15 Organic Medjool Dates

2/3 Cups of Organic Walnuts

2 Tablespoons of Organic Chia Seeds

1/2 teaspoon of Organic Ground Ginger

1/4 teaspoon of Celtic Sea Salt

2 Tablespoons of Organic Cacao Powder (lower to 1 Tbs if you’re sensitive to caffeine)

1 Tablespoon of Pure Maple Syrup

2 Bars of Theo’s Organic Sea Salt 70% Dark Chocolate

Measure all ingredients except the dark chocolate into a food processor. Pulse until the mixture comes together and will stay together when pressed with your fingers. There will be tiny pieces of walnuts, but make sure they aren’t too big or the balls won’t hold together when you form them.

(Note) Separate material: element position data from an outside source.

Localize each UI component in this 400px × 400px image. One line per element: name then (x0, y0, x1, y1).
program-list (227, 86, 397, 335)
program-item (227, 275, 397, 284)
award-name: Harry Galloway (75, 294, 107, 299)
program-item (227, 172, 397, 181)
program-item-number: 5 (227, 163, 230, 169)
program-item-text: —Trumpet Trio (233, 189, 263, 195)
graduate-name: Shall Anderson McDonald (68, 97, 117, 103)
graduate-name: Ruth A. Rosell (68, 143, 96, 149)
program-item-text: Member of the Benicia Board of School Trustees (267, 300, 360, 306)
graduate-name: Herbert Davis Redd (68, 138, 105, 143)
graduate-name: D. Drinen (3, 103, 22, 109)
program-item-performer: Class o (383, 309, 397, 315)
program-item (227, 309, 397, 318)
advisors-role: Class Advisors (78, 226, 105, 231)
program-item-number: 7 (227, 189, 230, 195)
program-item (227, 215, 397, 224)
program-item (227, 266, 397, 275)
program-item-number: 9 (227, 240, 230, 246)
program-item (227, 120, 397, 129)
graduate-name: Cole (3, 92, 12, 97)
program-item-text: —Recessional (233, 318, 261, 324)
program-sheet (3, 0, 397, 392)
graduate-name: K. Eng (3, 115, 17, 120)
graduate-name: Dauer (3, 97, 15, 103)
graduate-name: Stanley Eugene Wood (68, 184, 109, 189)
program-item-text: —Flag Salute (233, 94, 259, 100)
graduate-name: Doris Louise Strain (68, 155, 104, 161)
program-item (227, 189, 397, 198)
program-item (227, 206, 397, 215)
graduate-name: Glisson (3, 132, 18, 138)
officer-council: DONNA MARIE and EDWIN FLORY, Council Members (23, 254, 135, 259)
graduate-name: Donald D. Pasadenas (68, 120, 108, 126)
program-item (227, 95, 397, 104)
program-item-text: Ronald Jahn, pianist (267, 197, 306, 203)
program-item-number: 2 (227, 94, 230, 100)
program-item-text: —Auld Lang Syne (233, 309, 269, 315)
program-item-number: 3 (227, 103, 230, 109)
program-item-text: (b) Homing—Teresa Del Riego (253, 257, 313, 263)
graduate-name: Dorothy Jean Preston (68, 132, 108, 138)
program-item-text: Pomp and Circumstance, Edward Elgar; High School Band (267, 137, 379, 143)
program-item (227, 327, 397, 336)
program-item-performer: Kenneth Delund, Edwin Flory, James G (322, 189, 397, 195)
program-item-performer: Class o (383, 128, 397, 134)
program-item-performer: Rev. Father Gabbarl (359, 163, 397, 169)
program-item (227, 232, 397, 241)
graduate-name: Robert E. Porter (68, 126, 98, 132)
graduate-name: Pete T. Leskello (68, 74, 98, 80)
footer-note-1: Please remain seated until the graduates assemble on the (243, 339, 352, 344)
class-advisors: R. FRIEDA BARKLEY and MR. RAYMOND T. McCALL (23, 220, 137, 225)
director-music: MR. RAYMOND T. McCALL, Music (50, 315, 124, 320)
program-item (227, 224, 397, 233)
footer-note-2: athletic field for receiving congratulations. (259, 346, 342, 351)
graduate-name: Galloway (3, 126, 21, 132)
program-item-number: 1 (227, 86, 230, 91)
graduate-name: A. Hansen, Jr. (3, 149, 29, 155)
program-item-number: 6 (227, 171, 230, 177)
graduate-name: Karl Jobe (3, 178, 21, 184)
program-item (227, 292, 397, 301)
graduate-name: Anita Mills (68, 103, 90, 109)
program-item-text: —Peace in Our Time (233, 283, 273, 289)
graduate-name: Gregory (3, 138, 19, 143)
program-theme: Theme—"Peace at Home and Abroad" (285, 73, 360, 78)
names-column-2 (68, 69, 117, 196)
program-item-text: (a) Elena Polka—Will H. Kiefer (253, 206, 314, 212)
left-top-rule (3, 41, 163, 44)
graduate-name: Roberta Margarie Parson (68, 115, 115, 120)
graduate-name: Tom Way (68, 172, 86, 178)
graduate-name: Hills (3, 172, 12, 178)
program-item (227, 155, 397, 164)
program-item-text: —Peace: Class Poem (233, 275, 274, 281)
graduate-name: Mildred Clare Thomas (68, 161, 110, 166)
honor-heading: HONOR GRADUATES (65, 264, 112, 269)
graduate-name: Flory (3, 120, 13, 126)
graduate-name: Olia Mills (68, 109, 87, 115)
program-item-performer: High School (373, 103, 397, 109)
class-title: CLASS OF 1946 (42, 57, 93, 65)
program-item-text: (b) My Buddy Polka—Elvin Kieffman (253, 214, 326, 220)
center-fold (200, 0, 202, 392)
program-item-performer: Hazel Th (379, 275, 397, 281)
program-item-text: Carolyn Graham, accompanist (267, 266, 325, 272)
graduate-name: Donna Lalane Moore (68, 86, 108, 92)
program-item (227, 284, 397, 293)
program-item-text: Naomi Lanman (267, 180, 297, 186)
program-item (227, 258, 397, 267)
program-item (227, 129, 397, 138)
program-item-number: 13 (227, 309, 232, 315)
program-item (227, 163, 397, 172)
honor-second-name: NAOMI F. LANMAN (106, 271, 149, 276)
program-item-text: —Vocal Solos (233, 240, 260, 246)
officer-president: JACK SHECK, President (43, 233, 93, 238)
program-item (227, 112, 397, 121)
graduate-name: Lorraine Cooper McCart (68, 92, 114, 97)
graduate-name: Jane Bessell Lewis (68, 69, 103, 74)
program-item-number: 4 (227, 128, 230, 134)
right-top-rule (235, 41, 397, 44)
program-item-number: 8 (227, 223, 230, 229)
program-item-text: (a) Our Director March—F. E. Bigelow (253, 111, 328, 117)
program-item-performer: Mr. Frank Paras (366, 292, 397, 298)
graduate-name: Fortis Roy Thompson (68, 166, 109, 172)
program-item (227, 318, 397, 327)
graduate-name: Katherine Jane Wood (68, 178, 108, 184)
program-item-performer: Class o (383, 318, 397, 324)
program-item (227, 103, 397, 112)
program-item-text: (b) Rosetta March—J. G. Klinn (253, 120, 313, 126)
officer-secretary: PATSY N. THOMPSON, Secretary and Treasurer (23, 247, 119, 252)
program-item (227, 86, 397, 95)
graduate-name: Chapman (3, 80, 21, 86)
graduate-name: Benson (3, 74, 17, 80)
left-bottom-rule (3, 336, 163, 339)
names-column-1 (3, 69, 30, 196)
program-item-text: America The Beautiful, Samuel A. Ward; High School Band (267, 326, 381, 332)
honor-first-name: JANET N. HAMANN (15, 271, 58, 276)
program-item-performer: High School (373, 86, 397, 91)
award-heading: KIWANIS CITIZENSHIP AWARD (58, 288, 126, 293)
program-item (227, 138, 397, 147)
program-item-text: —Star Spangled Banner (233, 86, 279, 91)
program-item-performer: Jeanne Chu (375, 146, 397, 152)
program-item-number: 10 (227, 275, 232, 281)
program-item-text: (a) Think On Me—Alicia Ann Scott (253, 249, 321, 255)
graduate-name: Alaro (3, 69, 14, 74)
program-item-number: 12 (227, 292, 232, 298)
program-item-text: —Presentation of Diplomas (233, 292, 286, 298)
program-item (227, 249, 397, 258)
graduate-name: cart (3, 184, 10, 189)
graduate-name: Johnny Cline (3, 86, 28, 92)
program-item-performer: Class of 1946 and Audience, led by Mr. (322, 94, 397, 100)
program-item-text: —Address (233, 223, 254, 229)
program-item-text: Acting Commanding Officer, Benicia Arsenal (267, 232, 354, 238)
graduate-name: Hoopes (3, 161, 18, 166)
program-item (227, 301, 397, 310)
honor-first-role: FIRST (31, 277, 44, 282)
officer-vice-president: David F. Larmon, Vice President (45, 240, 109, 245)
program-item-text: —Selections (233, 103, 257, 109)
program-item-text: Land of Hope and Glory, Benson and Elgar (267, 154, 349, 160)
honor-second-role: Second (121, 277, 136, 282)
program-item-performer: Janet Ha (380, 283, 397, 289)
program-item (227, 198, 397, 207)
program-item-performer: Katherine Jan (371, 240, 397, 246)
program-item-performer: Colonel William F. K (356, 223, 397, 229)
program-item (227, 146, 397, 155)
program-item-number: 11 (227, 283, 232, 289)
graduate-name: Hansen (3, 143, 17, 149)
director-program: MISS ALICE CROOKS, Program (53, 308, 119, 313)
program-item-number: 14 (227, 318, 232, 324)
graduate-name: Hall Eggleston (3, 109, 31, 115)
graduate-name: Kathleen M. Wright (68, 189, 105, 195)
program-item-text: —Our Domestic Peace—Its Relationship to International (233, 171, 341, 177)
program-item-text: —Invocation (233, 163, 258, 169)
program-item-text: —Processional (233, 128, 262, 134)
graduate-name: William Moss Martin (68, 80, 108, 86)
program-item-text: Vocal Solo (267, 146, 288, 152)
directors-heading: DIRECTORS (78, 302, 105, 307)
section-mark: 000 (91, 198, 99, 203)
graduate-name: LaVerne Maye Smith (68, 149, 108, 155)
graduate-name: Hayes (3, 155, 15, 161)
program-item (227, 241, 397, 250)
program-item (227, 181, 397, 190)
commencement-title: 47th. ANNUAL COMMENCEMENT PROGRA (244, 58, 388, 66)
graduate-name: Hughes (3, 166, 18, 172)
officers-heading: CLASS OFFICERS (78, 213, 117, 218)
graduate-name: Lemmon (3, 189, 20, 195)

Line a cookie sheet and press the mixture into 15 balls. Place in the freezer to set. Meanwhile, place a bowl over a pan of water (or use a double boiler if you have one) and melt the chocolate. Not too hot or it will seize! Once completely melted, remove the balls from the freezer, roll each one in the chocolate, let the excess run off, and place them back onto the cookie sheet. When all of the balls have been coated in chocolate, place them in the freezer again for 10 minutes. Remove from the freezer and using the remaining melting chocolate, drizzle over the top of the balls. Return to the freezer for 10 more minutes to set.

Store in an airtight container in the fridge (if they last that long!)